Front-Page opens his mouth wide. The inside is grey and dry and, just for a second, before he turns his head away, Jim Leafman thinks he sees something wriggle across the back of Front-Page’s mouth, down near the top of the throat. “No saliva,” Front-Page explains. “Gets so I can hardly open my mouth sometimes. The drink helps though . . . I think,” he says as he takes a slug of beer and swishes it around his mouth, then s
wallows.
“So why’d you come here?” Jack asks. “I mean, why’d you wait until tonight?”
“Well, for a time there, I didn’t want to see anybody who would remind me of what I had and don’t have any more. Kept myself to myself. Lived out on the streets . . . down in the subway tunnels sometime. Met some strange people. Met some nice people, too. It’s like I say, there’s good and bad everywhere.

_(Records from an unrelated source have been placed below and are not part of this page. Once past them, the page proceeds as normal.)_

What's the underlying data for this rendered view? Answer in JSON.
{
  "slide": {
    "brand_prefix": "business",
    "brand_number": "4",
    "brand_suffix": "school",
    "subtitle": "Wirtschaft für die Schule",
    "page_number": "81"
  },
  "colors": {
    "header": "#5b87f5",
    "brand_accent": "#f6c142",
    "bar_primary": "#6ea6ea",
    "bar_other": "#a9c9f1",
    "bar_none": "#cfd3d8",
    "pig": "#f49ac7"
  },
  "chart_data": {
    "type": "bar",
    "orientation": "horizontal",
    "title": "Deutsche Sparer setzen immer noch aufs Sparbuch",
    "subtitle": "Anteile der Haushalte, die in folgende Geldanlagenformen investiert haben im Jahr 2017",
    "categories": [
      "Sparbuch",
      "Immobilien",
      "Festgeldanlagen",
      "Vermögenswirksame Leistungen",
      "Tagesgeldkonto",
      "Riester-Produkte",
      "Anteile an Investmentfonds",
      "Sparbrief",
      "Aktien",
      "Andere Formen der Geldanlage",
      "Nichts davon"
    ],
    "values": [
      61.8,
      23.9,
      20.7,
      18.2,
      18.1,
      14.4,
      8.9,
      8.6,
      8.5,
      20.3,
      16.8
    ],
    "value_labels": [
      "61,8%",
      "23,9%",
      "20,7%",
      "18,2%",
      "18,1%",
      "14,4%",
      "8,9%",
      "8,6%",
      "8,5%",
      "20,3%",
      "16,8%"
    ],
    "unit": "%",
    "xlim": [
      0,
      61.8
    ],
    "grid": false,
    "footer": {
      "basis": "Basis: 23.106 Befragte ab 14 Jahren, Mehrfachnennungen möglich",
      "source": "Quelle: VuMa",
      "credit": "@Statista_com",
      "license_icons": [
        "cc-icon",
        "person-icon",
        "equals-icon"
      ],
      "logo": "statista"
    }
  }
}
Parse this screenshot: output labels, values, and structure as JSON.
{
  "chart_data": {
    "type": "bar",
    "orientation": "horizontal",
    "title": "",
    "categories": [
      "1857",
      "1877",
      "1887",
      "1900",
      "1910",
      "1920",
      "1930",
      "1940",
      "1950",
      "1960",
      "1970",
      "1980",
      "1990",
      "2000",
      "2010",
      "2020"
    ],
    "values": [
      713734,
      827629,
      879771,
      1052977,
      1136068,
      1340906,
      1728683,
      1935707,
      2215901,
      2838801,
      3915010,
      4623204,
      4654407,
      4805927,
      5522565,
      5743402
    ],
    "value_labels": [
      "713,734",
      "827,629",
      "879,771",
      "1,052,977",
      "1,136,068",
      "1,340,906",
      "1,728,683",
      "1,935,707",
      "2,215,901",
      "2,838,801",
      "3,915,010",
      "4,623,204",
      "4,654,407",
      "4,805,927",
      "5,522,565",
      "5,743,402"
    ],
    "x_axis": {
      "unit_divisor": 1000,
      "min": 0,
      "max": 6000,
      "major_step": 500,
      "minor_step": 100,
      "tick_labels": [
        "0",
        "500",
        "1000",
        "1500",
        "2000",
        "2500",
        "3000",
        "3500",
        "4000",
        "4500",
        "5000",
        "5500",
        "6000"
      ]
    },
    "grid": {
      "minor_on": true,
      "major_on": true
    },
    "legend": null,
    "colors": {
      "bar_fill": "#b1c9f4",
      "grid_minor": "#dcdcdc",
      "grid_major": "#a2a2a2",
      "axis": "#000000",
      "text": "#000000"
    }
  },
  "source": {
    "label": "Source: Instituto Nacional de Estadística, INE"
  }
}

“Then, when I’d . . . you know; when I’d died . . . I met this guy in an alley and I told him pretty much everything I just told you guys. And he says – after we’d established the fact that I was dead . . . and he was mighty surprised at that, I can tell you – he says maybe I need to do it again.”
“Huh?” says Jim, a thin trickle of beer dribbling down his chin. “Do it again? Do what again?”
“Die.”
The five men stare at Front-Page McGuffin wondering if they heard him right.

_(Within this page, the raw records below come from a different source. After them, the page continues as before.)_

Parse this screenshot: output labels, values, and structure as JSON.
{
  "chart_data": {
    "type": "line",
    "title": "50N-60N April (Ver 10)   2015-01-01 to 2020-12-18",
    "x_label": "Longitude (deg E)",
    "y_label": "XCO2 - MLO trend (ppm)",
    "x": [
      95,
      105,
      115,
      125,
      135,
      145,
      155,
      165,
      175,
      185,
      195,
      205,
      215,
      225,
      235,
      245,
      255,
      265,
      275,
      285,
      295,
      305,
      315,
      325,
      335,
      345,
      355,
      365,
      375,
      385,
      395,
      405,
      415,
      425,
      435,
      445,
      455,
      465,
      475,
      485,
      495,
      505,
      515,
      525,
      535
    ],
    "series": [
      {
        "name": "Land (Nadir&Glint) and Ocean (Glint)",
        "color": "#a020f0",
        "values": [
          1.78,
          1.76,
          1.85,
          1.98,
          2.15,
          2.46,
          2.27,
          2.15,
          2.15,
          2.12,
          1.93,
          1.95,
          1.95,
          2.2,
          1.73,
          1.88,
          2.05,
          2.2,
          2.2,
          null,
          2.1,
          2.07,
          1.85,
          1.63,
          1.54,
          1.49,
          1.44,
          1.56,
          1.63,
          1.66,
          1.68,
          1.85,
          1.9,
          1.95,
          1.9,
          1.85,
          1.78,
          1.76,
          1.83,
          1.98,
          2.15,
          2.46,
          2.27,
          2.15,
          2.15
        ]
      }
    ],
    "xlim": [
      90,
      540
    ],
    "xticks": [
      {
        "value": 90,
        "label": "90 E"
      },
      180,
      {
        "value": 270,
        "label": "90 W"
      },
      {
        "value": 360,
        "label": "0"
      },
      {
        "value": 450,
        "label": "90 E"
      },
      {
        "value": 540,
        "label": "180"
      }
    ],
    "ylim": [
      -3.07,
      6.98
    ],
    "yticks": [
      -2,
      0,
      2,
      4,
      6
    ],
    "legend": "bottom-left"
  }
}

“He says to me – this guy I met – he says that maybe, every once in a while, it doesn’t take the first time and I need to do it again. So—”
Edgar Nornhoevan shakes his head and pushes his chair back. “Hey, do I want to hear this?”
“No,” says Front-Page. “It’s okay. Really.
“So, we think of ways I can do it. He says, why don’t I throw myself under a car or onto the subway under a train. Now I don’t want to do that because it’ll maybe mess up the driver of that car or train. But I say, yes, I’ll try the subway track because it’s electrified, but only when the train has been through.
“So we go down onto 42nd Street, buy the token, the whole business, and we wait until a train comes through. Then when it leaves, I climb down onto the track and lie against the third rail. Nothing happens. I mean, I took hold of that thing and there was nothing. By the time I’m climbing out, commuters are coming onto the platform for the next train. They look at me and the other guy like we’re scum of the earth and we high-tail it out of there as quickly as we can, with folks shouting after us, calling us names.
“So then he suggests I go up somewhere high and jump down. This sounds like a good idea to him – I mean, what could be more final, right? – but I always had this fear of heights and, well, I just couldn’t do it. And another thing was that if it didn’t work, and I was still conscious but with every bone in my body mushed to pulp, I wouldn’t even be able to get around.